From this vantage point, Gunther could see several sets of stairs that ascended the mountain to the ship, some joining on their way.

“This is not off-limits, exactly,” Yotto said, “but my people never come here. They would be . . . surprised to find I had let you in.”

“Worried we might turn the death ray on the city?” François grinned.

“There is no death ray,” Yotto said.

“Do you have a death ray?” Gollip asked. “Do you plan to build a death ray?”

“Put that on the list, François,” Surjan said.

“No,” François said, “that was a joke. No death rays. And we will be discreet about our visit here.”

Was discretion possible? There were so many paths up to this point, and surely some Edu in one of the open spaces below would look up at any moment and see them congregated on the ramp.

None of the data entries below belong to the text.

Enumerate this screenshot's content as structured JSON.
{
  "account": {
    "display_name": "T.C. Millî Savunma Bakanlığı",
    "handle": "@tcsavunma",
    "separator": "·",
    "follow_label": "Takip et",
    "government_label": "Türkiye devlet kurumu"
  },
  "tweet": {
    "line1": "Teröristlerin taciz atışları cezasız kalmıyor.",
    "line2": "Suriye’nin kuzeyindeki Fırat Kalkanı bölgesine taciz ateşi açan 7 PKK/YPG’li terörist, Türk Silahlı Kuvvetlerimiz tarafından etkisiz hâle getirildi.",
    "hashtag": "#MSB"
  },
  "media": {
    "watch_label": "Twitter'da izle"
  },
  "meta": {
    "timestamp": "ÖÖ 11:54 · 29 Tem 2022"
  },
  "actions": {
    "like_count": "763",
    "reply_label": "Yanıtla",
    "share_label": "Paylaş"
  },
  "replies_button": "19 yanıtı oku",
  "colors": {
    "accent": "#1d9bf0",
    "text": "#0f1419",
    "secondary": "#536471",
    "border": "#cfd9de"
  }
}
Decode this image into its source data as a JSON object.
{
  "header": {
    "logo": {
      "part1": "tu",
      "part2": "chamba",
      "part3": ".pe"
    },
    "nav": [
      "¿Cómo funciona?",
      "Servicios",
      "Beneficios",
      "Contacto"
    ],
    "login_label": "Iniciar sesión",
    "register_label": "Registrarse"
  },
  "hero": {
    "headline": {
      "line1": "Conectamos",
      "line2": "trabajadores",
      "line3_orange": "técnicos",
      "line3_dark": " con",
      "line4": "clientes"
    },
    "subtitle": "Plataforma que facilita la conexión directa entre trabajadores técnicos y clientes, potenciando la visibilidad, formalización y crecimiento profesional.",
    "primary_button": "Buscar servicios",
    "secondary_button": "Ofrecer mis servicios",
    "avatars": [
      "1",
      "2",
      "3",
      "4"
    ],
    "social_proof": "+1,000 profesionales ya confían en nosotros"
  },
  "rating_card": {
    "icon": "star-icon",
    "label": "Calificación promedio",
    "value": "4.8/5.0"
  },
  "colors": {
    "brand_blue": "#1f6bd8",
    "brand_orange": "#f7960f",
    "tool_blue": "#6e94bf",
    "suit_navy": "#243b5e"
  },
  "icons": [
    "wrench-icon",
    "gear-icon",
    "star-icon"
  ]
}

You just have to trust me.

Gunther shook himself, trying to cast off the voice.

The saucer was not level on the bluff. Up this close, Gunther could see that it rested on three metal legs, but one of them was crumpled, so part of the saucer had flexed and tilted at a shallow angle.

“There are usually no Edu in this section,” Yotto said. “You will not be harmed, but please be careful what you touch.”

The team entered, François and Marty leading the way with Yotto. Gunther waited, trying to empty his mind of conscious thought to escape the solicitation of the voice, until he and Kareem were last, with Gollip still standing watch at the rim.

Kareem fidgeted, both hands in his tunic pocket.

Gunther smiled at the young man. “Find something interesting?”

Kareem spat. “This is a cursed place, by God.” He climbed inside the saucer.

“That makes me feel good,” Gunther murmured.

I will teach you.

Gunther entered, leaving Gollip outside. A spiral staircase ran up through a column of the ship. The angle meant that on one side the stairs tilted back and you risked sliding off, and on the other side the stairs tilted forward and you had to raise your feet extra high and then put them down at an angle that stressed the ankles. The fact that the steps were made of a metal lattice made the climb possible at all. Gunther went up with considerable use of his hands.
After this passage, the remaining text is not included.